Émile-Joseph Legal étudia au petit et au grand séminaires de Nantes, au collège de Machecoul et à l’université de France. Ordonné le 29 juin 1874, il servit dans le diocèse de Nantes avant d’entrer au noviciat des oblats à Nancy en 1879. En raison des lois restrictives de l’État sur les communautés religieuses, il fut envoyé à Lachine, au Québec, où il termina son année de probation et prononça ses vœux perpétuels le 24 septembre 1880. Avant d’être affecté dans le Nord-Ouest canadien, il œuvra à Plattsburgh, dans l’État de New York, à Montréal et à Buffalo, aussi dans l’État de New York, où il étudia l’anglais.

Legal arriva à Saint-Albert (Alberta) en août 1881 et fut envoyé en octobre auprès des Peigans. Il passa l’hiver de 1881–1882 dans leur réserve et visita d’autres campements pieds-noirs dans les mois d’été tout en exerçant son ministère auprès des catholiques du fort Macleod (Fort Macleod, Alberta), non loin de là. En 1886, il ouvrit une petite école dans la réserve des Peigans ; deux ans plus tard, il organisa des missions chez les Gens-du-Sang. En 1889, il fonda la mission de Saint-François-Xavier à Stand Off, dans la réserve Blood. Il réussit à convaincre le département des Affaires indiennes de bâtir un hôpital à cet endroit en 1893 et en confia l’administration aux sœurs grises de Nicolet, au Québec.

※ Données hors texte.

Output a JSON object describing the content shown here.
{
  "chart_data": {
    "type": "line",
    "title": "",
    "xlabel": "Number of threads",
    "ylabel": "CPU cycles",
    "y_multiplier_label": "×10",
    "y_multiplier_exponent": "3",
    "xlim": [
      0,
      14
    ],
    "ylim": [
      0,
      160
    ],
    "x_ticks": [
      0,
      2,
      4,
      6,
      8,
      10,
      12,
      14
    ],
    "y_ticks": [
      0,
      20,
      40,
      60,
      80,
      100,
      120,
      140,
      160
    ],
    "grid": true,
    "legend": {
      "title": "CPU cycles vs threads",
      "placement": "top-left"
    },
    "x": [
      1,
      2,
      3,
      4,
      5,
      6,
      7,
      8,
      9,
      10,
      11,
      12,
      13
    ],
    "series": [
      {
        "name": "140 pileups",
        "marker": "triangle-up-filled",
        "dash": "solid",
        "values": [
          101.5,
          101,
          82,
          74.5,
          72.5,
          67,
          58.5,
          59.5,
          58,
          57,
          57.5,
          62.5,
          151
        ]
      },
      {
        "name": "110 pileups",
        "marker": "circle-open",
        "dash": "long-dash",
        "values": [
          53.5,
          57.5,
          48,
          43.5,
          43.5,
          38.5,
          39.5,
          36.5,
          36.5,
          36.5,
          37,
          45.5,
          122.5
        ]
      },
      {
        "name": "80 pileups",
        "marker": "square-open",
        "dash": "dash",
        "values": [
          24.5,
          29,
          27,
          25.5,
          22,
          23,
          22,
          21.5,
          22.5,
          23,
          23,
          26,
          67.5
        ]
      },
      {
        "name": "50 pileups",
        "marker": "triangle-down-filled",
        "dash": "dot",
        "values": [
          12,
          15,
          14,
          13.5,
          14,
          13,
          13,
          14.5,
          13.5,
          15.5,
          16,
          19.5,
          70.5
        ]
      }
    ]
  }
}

Vers 1895, la santé de l’évêque de Saint-Albert, Vital-Justin Grandin*, inquiétait le clergé de son diocèse, qui jugeait essentielle la nomination d’un coadjuteur. Déjà, le père Albert Lacombe avait proposé la candidature de Legal. Le 29 mars 1897, Legal fut nommé évêque titulaire de Pogla et coadjuteur de Saint-Albert. Il apprit sa nomination le 6 mai, peu après avoir enterré de ses mains un jeune résident de la réserve Blood ; cela explique pourquoi la Croix, influent journal parisien, l’appela « l’évêque fossoyeur ». Sacré à Saint-Albert le 17 juin 1897, il adopta comme devise épiscopale Nos autem in nomine Domini (« Quant à nous, nous parlons au nom du Seigneur »). Les Pieds-Noirs l’appelèrent Sspomitapi, c’est-à-dire « celui qui occupe un siège élevé ». À la mort de Grandin, le 3 juin 1902, Legal devint évêque de Saint-Albert ; il accéderait à l’archiépiscopat d’Edmonton le 30 novembre 1912.

À la fois en tant que missionnaire et prélat, Legal manifesta de remarquables dons intellectuels et créateurs. Il dessina et construisit maints édifices pendant qu’il desservait les missions des Gens-du-Sang et des Peigans. En tant qu’évêque, il dressa les plans de nombreuses églises et examina à la loupe ceux que lui soumettaient des curés. Il conçut les plans des pensionnats de Brocket, de Stand Off, de Blackfoot Crossing et de Saint-Paul-des-Métis (St Paul). En outre, il jalonna des emplacements, acheta des matériaux et obtint les permis de construire. Ses plans de la cathédrale de Saint-Albert mariaient les styles gothique, néo-roman, néo-baroque et mauresque. Les travaux commencèrent en 1902, mais la situation économique de la région l’obligea à modifier ses plans pour réduire les coûts. La création de l’archidiocèse d’Edmonton en 1912 et le transfert du siège épiscopal dans cette ville en 1917 rendirent inutile une cathédrale à Saint-Albert. Legal s’occupa dès lors d’en construire une à Edmonton.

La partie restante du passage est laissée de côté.